Geoffrey Clarke Holmes (16 September 1958 – 23 March 2009) was a Welsh cricketer and a director of the Cricket Board of Wales. He was Glamorgan's player of the year in 1988.

Holmes joined Glamorgan after serving on the MCC groundstaff and made his first appearance for the county in 1978. He made runs consistently between 1984 and 1988, passing 1,000 runs four times and 900 twice. He hit two of his eleven career hundreds against Somerset in the same match in 1988. He played one season with Border in South Africa and proved highly successful, making 563 runs at 67.55, including his best score of 182.

In his 209 first-class matches, Holmes compiled 8,092 runs at a steady pace at 28.49; he also took 88 wickets with his right arm medium pacers.
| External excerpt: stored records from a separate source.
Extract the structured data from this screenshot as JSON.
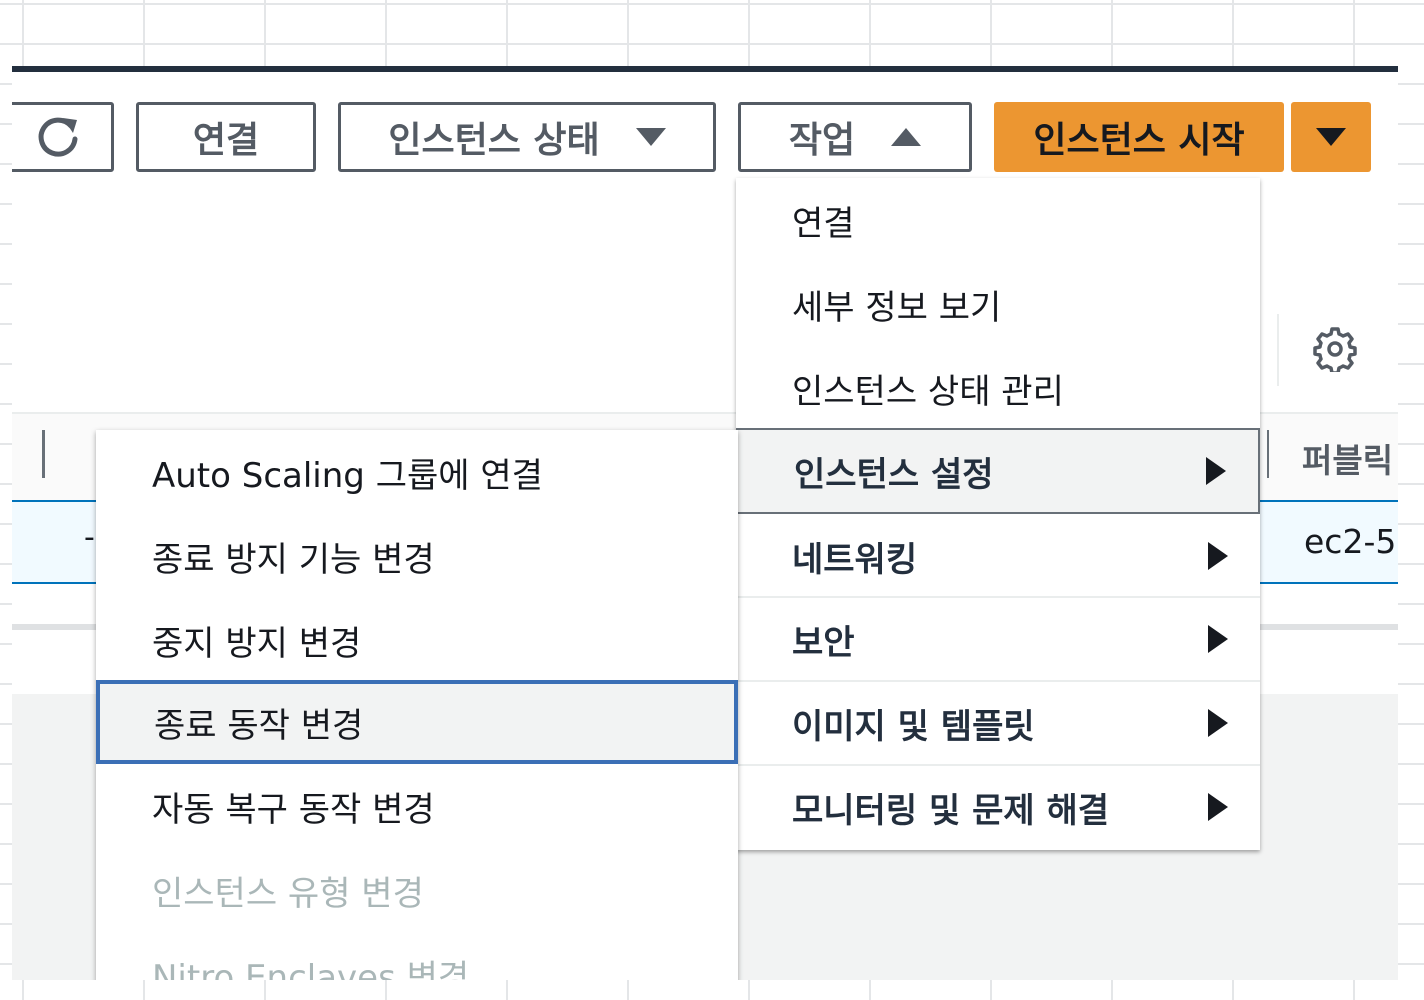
{
  "toolbar": {
    "refresh_icon": "refresh-icon",
    "connect_label": "연결",
    "instance_state_label": "인스턴스 상태",
    "actions_label": "작업",
    "launch_label": "인스턴스 시작",
    "primary_color": "#ec9631"
  },
  "table": {
    "header_public_col": "퍼블릭",
    "row_public_value": "ec2-5",
    "row_dash": "-",
    "selected_row_color": "#f1faff",
    "selected_border_color": "#0073bb"
  },
  "actions_menu": {
    "items": [
      {
        "label": "연결",
        "submenu": false
      },
      {
        "label": "세부 정보 보기",
        "submenu": false
      },
      {
        "label": "인스턴스 상태 관리",
        "submenu": false
      },
      {
        "label": "인스턴스 설정",
        "submenu": true,
        "active": true
      },
      {
        "label": "네트워킹",
        "submenu": true
      },
      {
        "label": "보안",
        "submenu": true
      },
      {
        "label": "이미지 및 템플릿",
        "submenu": true
      },
      {
        "label": "모니터링 및 문제 해결",
        "submenu": true
      }
    ]
  },
  "settings_submenu": {
    "items": [
      {
        "label": "Auto Scaling 그룹에 연결",
        "state": "enabled"
      },
      {
        "label": "종료 방지 기능 변경",
        "state": "enabled"
      },
      {
        "label": "중지 방지 변경",
        "state": "enabled"
      },
      {
        "label": "종료 동작 변경",
        "state": "focused"
      },
      {
        "label": "자동 복구 동작 변경",
        "state": "enabled"
      },
      {
        "label": "인스턴스 유형 변경",
        "state": "disabled"
      },
      {
        "label": "Nitro Enclaves 변경",
        "state": "disabled"
      }
    ],
    "focus_color": "#3b6fb6"
  }
}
He was perhaps at his best in one day cricket, with his excellent ground fielding adding to his 3643 runs at 25.47 and 136 wickets at 25.68, including a remarkable spell of 5 for 2 in the Sunday League against Derbyshire in 1984.

A back injury forced Holmes into retirement in 1991 after his benefit. After retiring, he worked for a building society in South Wales; Holmes also coached young cricketers for his local club in Cardiff. He became a Cricket Board of Wales director in 2005. Holmes died on 23 March 2009.